RFR (S/M): 8136678: Implement adaptive sizing algorithm for IHOP

Wed Nov 25 10:19:24 UTC 2015

Hi Thomas,

Sorry for being late to the review party, but I think I might have found 
some issues with these calculations.

On 2015-11-23 11:28, Thomas Schatzl wrote:
[...]
>>>> g1IHOPControl.cpp
>>>>
>>>>     119   _marking_times_s(10, 0.95),
>>>>     120   _allocation_rate_s(10, 0.95),
>>>> Would you mind making these named constants? The 10 is the same as the
>>>> truncated seq length in G1CollectorPolicy but the 0.95 is not the
>>>> standard "alpha" value, would it make sense to describe what 0.95 comes
>>>> from?
>>>
>>> Internal testing showed that it is good to strongly favor most recent
>>> samples. I will make this an experimental flag.
>>
>> I think a comment would suffice instead of a flag.
>>
>> // 0.95 favors more recent samples
>>   >>    119   _marking_times_s(10, 0.95),
>>   >>    120   _allocation_rate_s(10, 0.95),

I think 0.95 should be (1.0 - 0.95) for it to mean what you want here. 
In TrancatedSeq, an alpha of 0.95 means give the latest sample a weight 
of 0.05. The calculation for the decaying average in AbsSeq looks like 
this, where val is the latest sample.

     _davg = (1.0 - _alpha) * val + _alpha * _davg;

Just to be sure I didn't misread the code, I tried this:

   TruncatedSeq seq(3, 0.95);
   seq.add(2.0);
   seq.add(3.0);
   seq.add(4.0);
   seq.dump();

which gives this:

	 _num = 3, _sum =   9.000, _sum_of_squares =  29.000
	 _davg =   2.147, _dvariance =   0.214, _alpha =   0.950
		 _length = 3, _next = 0

		[0]=  2.000	[1]=  3.000	[2]=  4.000

and this:

  TruncatedSeq seq(3, 0.05);
  seq.add(2.0);
  seq.add(3.0);
  seq.add(4.0);
  seq.dump();

gives this:

	 _num = 3, _sum =   9.000, _sum_of_squares =  29.000
	 _davg =   3.947, _dvariance =   0.003, _alpha =   0.050
		 _length = 3, _next = 0

		[0]=  2.000	[1]=  3.000	[2]=  4.000

and that seems to confirm that you're not favoring the latest sample as 
the comment in the code suggests.

> New webrev at
> http://cr.openjdk.java.net/~tschatzl/8136678/webrev.2_to_3/ (diff)
> http://cr.openjdk.java.net/~tschatzl/8136678/webrev.3/ (full)

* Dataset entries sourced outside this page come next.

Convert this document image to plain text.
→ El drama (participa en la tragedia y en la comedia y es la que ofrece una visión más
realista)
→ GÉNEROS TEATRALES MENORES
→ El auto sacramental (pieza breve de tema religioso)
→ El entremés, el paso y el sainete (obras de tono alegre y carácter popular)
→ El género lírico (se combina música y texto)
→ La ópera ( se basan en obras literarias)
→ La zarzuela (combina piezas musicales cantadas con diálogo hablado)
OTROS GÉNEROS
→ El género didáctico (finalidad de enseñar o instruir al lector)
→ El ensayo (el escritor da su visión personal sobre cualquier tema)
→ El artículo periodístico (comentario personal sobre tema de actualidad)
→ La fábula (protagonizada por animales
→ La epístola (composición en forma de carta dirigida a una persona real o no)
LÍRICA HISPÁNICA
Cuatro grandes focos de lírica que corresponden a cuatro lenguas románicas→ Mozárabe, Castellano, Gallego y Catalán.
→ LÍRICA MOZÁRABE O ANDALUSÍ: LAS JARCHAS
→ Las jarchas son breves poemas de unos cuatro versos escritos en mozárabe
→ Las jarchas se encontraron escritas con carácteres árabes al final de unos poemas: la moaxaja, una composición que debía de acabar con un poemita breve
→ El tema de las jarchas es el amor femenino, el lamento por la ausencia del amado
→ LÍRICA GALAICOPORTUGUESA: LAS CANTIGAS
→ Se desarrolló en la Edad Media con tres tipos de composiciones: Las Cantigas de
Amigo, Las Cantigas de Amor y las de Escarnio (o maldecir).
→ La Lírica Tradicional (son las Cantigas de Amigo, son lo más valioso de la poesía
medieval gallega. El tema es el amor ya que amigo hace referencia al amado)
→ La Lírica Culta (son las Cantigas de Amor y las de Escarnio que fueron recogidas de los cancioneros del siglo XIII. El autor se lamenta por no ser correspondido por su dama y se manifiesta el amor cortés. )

Another thing that looks odd here is how G1ConfidencePercent plays into 
these calculations.

The predictor is initialized with:

   _predictor(G1ConfidencePercent / 100.0),

Let's assume G1ConfidencePercent=99, which (to me at least) means that 
our predictions should be correct in 99% of the cases. This means 
_predictor->_sigma becomes 0.99 and a prediction is calculated as:

   double get_new_prediction(TruncatedSeq const* seq) const {
     return seq->davg() + _sigma * stddev_estimate(seq);
   }

However, to have a 99% confidence level in the prediction the standard 
deviation needs to be multiplied by ~2.576. Multiplying with 0.99 only 
gives you a confidence level of ~32%.

(btw, I think _sigma in G1Predictor is misnamed, as that usually 
represents stddev, which is returned by stddev_estimate(). The _sigma 
here should probably be called _confidence_factor or something similar)

cheers,
/Per